We investigated whether the dimethyl group (region 2) is required for OCR inhibition by combining the preferred groups from regions 1 and 3. The dimethyl group of 48–51 was replaced with a methylene linker (56–59 (Table 6)). Cyclohexyl amide derivatives with either an Cbz (56) or acetyl (57) protected piperazine in region 3 moderately inhibited OCR at 10 μM (47% and 47%, respectively). At 5 μM, 56 potently inhibited OCR (27%) whereas 57 weakly inhibited OCR (72%). The Cbz dimethyl amide derivative 58 was a weak inhibitor of OCR at 10 μM (63%) whereas the N-1 acetyl derivative 59 did not inhibit OCR at any tested concentration (Table 6).

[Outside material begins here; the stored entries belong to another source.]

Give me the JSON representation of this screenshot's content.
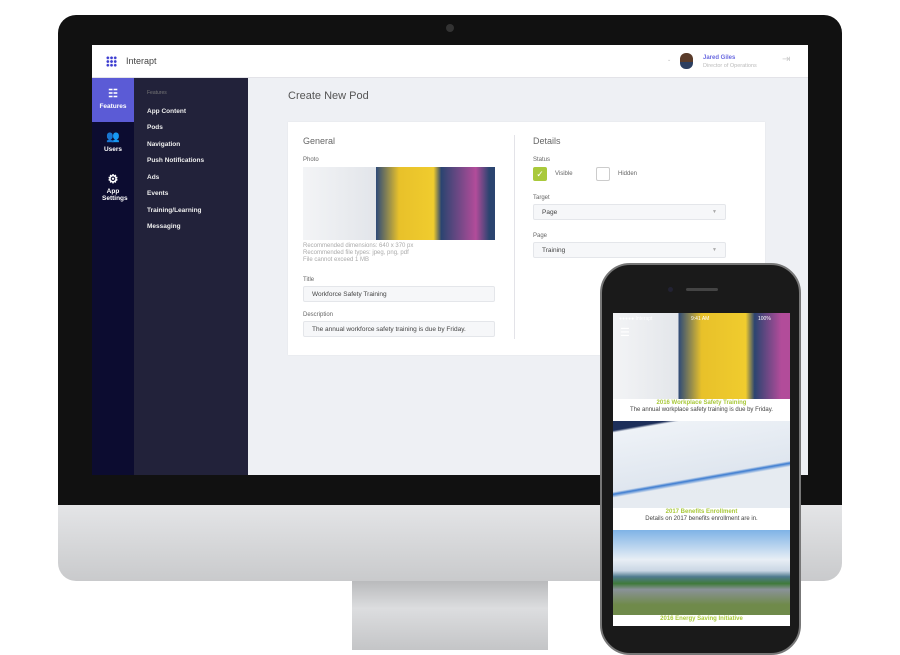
{
  "header": {
    "app_name": "Interapt",
    "user_name": "Jared Giles",
    "user_role": "Director of Operations"
  },
  "rail": [
    {
      "label": "Features",
      "icon": "features-icon"
    },
    {
      "label": "Users",
      "icon": "users-icon"
    },
    {
      "label": "App Settings",
      "icon": "gear-icon"
    }
  ],
  "subnav": {
    "heading": "Features",
    "items": [
      "App Content",
      "Pods",
      "Navigation",
      "Push Notifications",
      "Ads",
      "Events",
      "Training/Learning",
      "Messaging"
    ]
  },
  "page": {
    "title": "Create New Pod"
  },
  "general": {
    "heading": "General",
    "photo_label": "Photo",
    "hint1": "Recommended dimensions: 640 x 370 px",
    "hint2": "Recommended file types: jpeg, png, pdf",
    "hint3": "File cannot exceed 1 MB",
    "title_label": "Title",
    "title_value": "Workforce Safety Training",
    "desc_label": "Description",
    "desc_value": "The annual workforce safety training is due by Friday."
  },
  "details": {
    "heading": "Details",
    "status_label": "Status",
    "visible": "Visible",
    "hidden": "Hidden",
    "visible_checked": true,
    "target_label": "Target",
    "target_value": "Page",
    "page_label": "Page",
    "page_value": "Training"
  },
  "phone": {
    "carrier": "●●●●● Interapt",
    "time": "9:41 AM",
    "battery": "100%",
    "cards": [
      {
        "title": "2016 Workplace Safety Training",
        "desc": "The annual workplace safety training is due by Friday."
      },
      {
        "title": "2017 Benefits Enrollment",
        "desc": "Details on  2017 benefits enrollment are in."
      },
      {
        "title": "2016 Energy Saving Initiative",
        "desc": ""
      }
    ]
  },
  "colors": {
    "accent": "#5b5bd6",
    "green": "#a9c93b",
    "rail": "#0c0c30",
    "subnav": "#22223a"
  }
}
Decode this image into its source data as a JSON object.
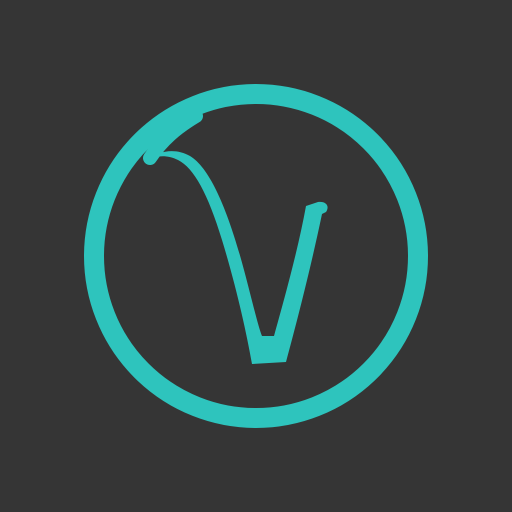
{
  "icon": {
    "name": "vital-logo-icon",
    "colors": {
      "background": "#353535",
      "accent": "#2ec4bd"
    }
  }
}
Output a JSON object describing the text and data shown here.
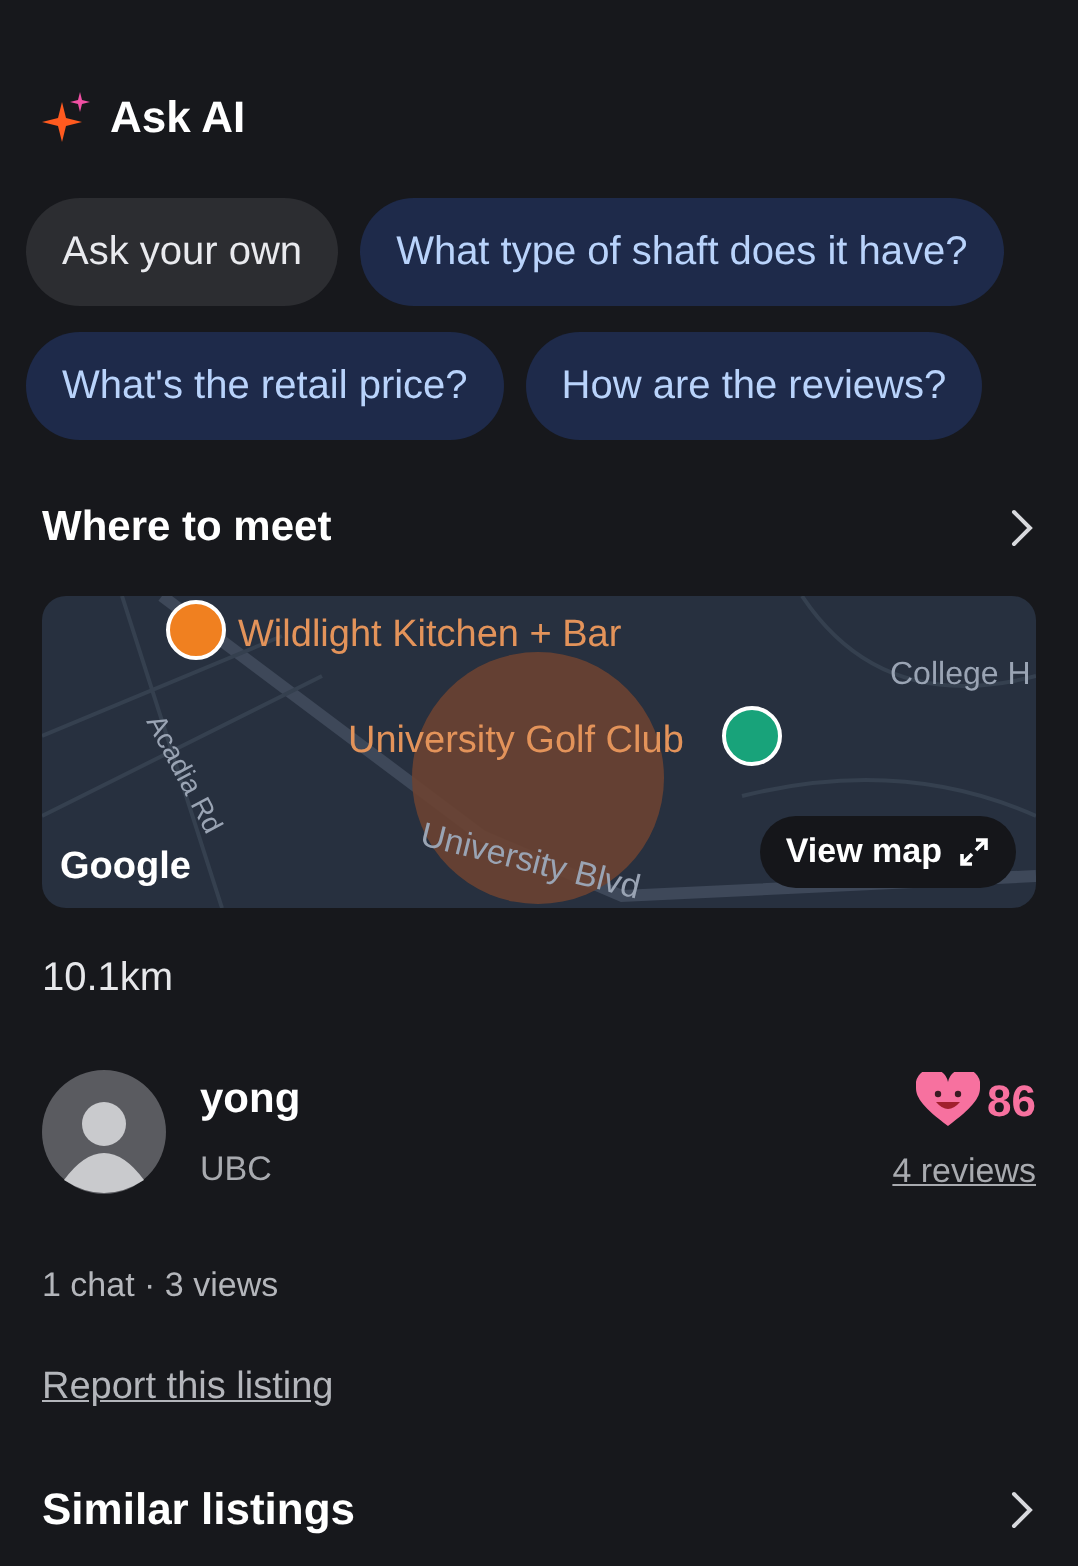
{
  "ask_ai": {
    "title": "Ask AI",
    "chip_rows": [
      [
        {
          "label": "Ask your own",
          "kind": "own"
        },
        {
          "label": "What type of shaft does it have?",
          "kind": "suggestion"
        }
      ],
      [
        {
          "label": "What's the retail price?",
          "kind": "suggestion"
        },
        {
          "label": "How are the reviews?",
          "kind": "suggestion"
        }
      ]
    ]
  },
  "meeting": {
    "title": "Where to meet",
    "map": {
      "places": [
        "Wildlight Kitchen + Bar",
        "University Golf Club"
      ],
      "roads": [
        "Acadia Rd",
        "University Blvd"
      ],
      "area": "College H",
      "attribution": "Google",
      "button": "View map"
    },
    "distance": "10.1km"
  },
  "seller": {
    "name": "yong",
    "location": "UBC",
    "score": "86",
    "reviews": "4 reviews"
  },
  "stats": "1 chat · 3 views",
  "report": "Report this listing",
  "similar": {
    "title": "Similar listings"
  }
}
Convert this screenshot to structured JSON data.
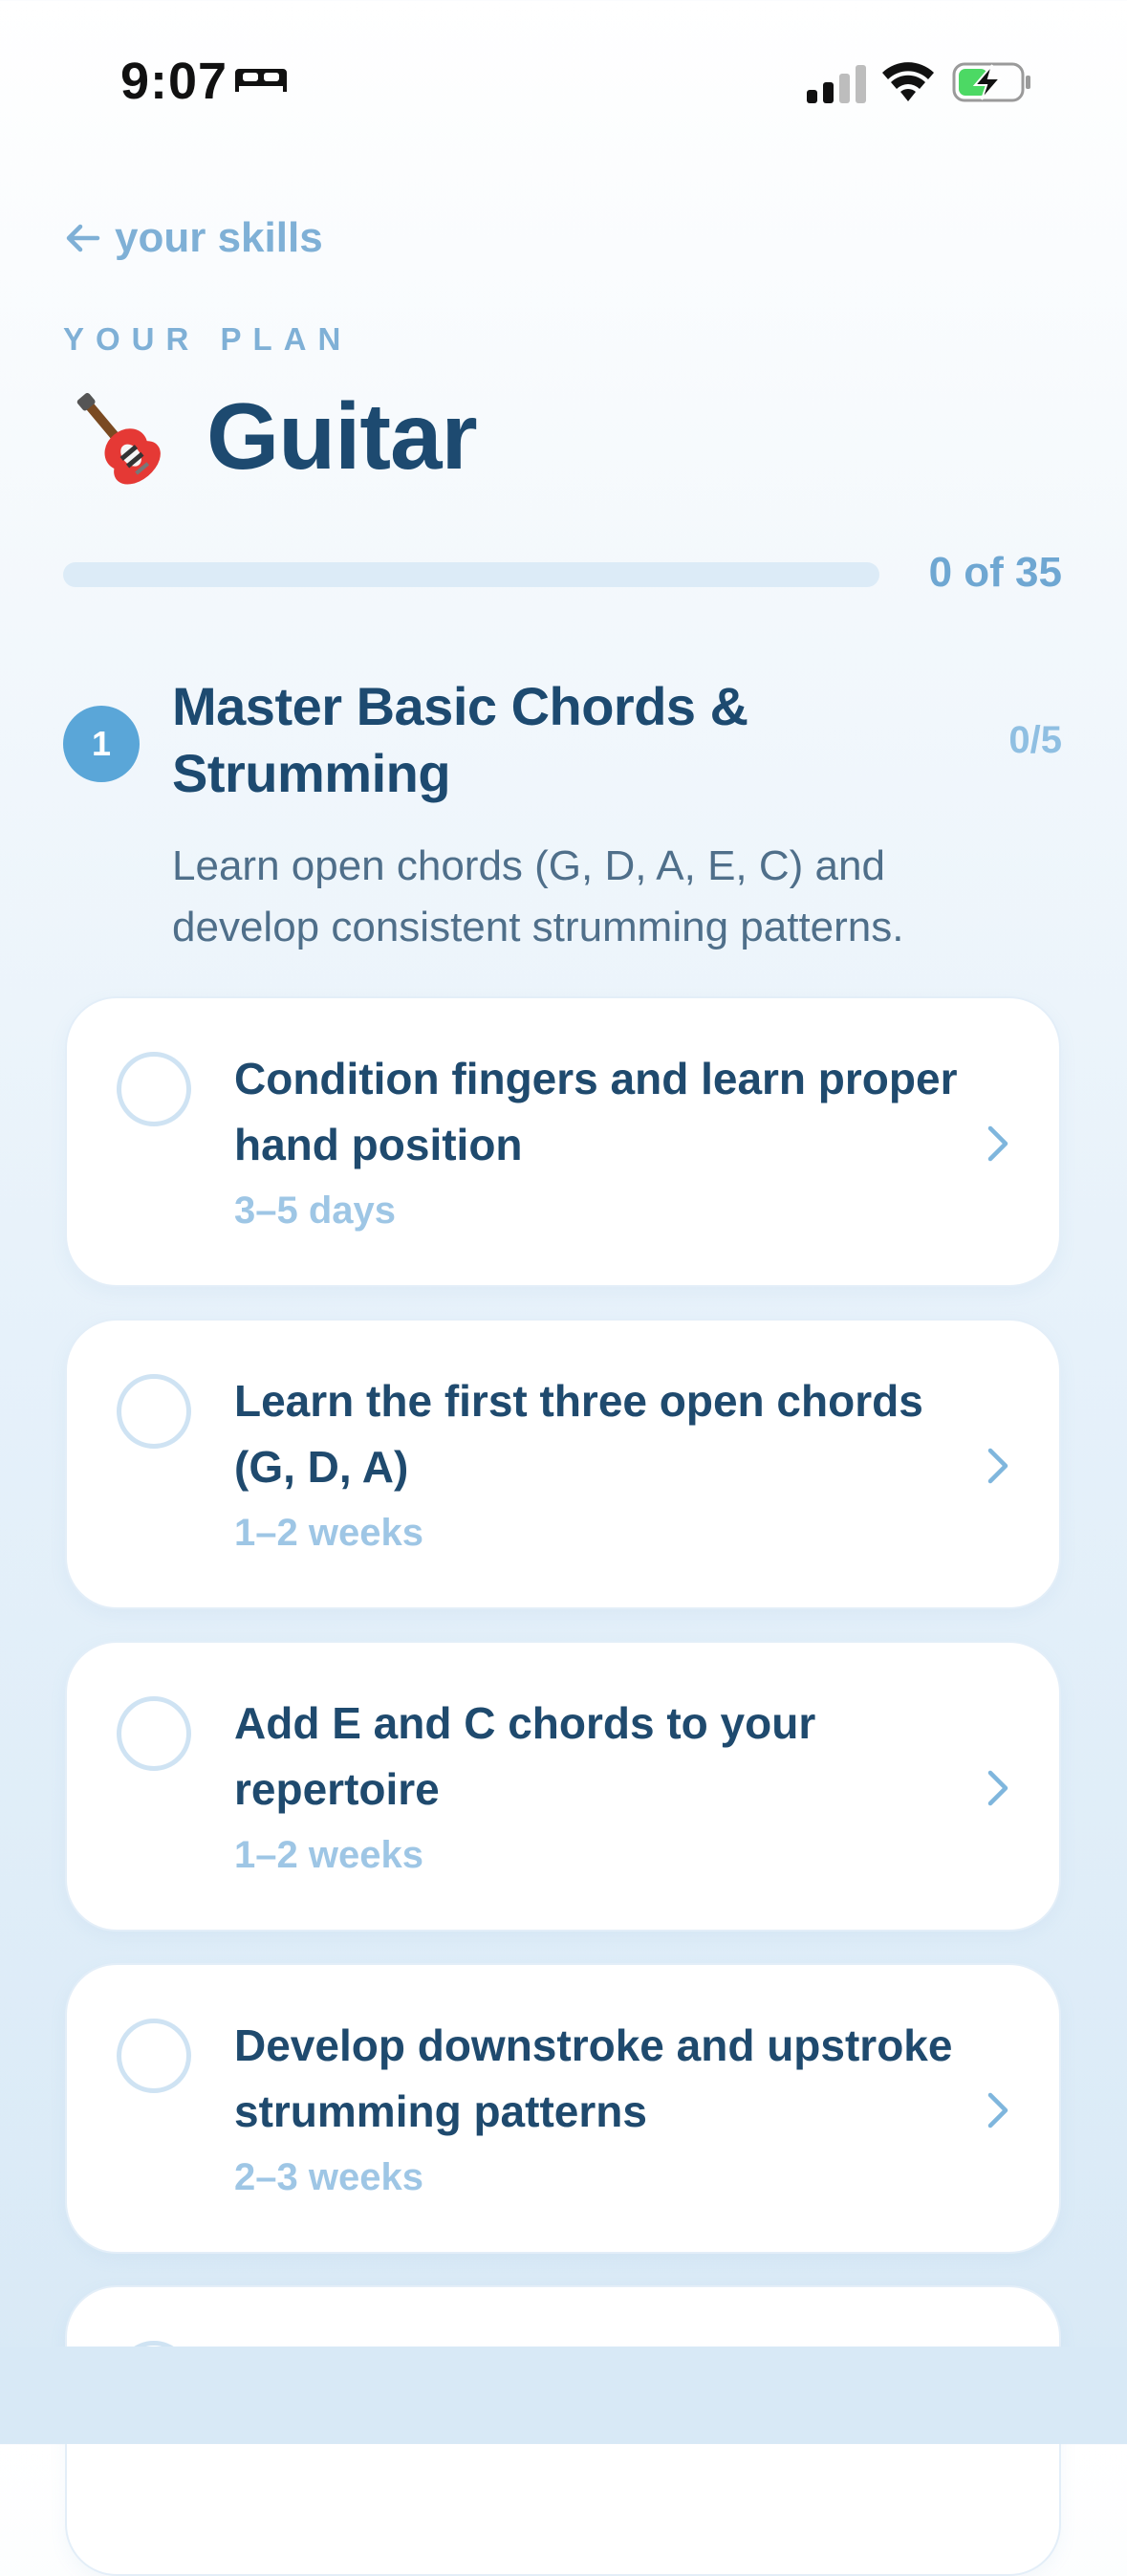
{
  "status_bar": {
    "time": "9:07"
  },
  "nav": {
    "back_label": "your skills"
  },
  "header": {
    "eyebrow": "YOUR PLAN",
    "title": "Guitar"
  },
  "progress": {
    "label": "0 of 35",
    "fraction": 0
  },
  "phase": {
    "number": "1",
    "title": "Master Basic Chords & Strumming",
    "count": "0/5",
    "description": "Learn open chords (G, D, A, E, C) and develop consistent strumming patterns."
  },
  "steps": [
    {
      "title": "Condition fingers and learn proper hand position",
      "duration": "3–5 days"
    },
    {
      "title": "Learn the first three open chords (G, D, A)",
      "duration": "1–2 weeks"
    },
    {
      "title": "Add E and C chords to your repertoire",
      "duration": "1–2 weeks"
    },
    {
      "title": "Develop downstroke and upstroke strumming patterns",
      "duration": "2–3 weeks"
    }
  ],
  "colors": {
    "accent": "#5aa6d8",
    "title": "#1d4a70",
    "muted": "#7fb0d6",
    "charging": "#4cd964"
  }
}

We then investigated whether the potency of OCR inhibition of 51 was maintained on replacing the ketone with an amide (60) or tertiary amine (63). 60 gave similar levels of OCR inhibition at 10 μM (34%, Table 6) to 51 (34%, Table 6). Replacement of the Cbz group of 60 with an acetyl (61) group resulted in loss of OCR inhibition at 30 μM (86%, Table 6). With the aim of recovering OCR inhibition, we replaced the dimethyl amide of 61 with a cyclohexyl amide (62); however, 62 only moderately inhibited OCR (49% at 30 μM, Table 6). The tertiary amine (63) resulted in a stronger inhibition at 10 μM (24%, Table 6) compared to 51 (34%). Modifications in regions 1 and 3 of 63 resulted in a similar loss of OCR inhibition as observed with the amides (60–62). Replacement of the Cbz group (63) with an acetyl group (64) resulted in near complete loss of OCR inhibition (84% and 92% at 30 μM and 10 μM respectively, Table 6). Replacement of the N-1-acetyl-piperazine group with a dimethylamine group (65) resulted in a small improvement in OCR inhibition at 30 μM (65%, Table 6). Modification of the dimethylamide group (65) to a cyclohexyl amide (66) resulted in an improvement of OCR inhibition at 30 μM and 10 μM concentrations (15% and 48% respectively, Table 6). However, the N-1-acetyl-piperazine derivative of 66 (67) was a poor OCR inhibitor at 10 μM (82%, Table 6).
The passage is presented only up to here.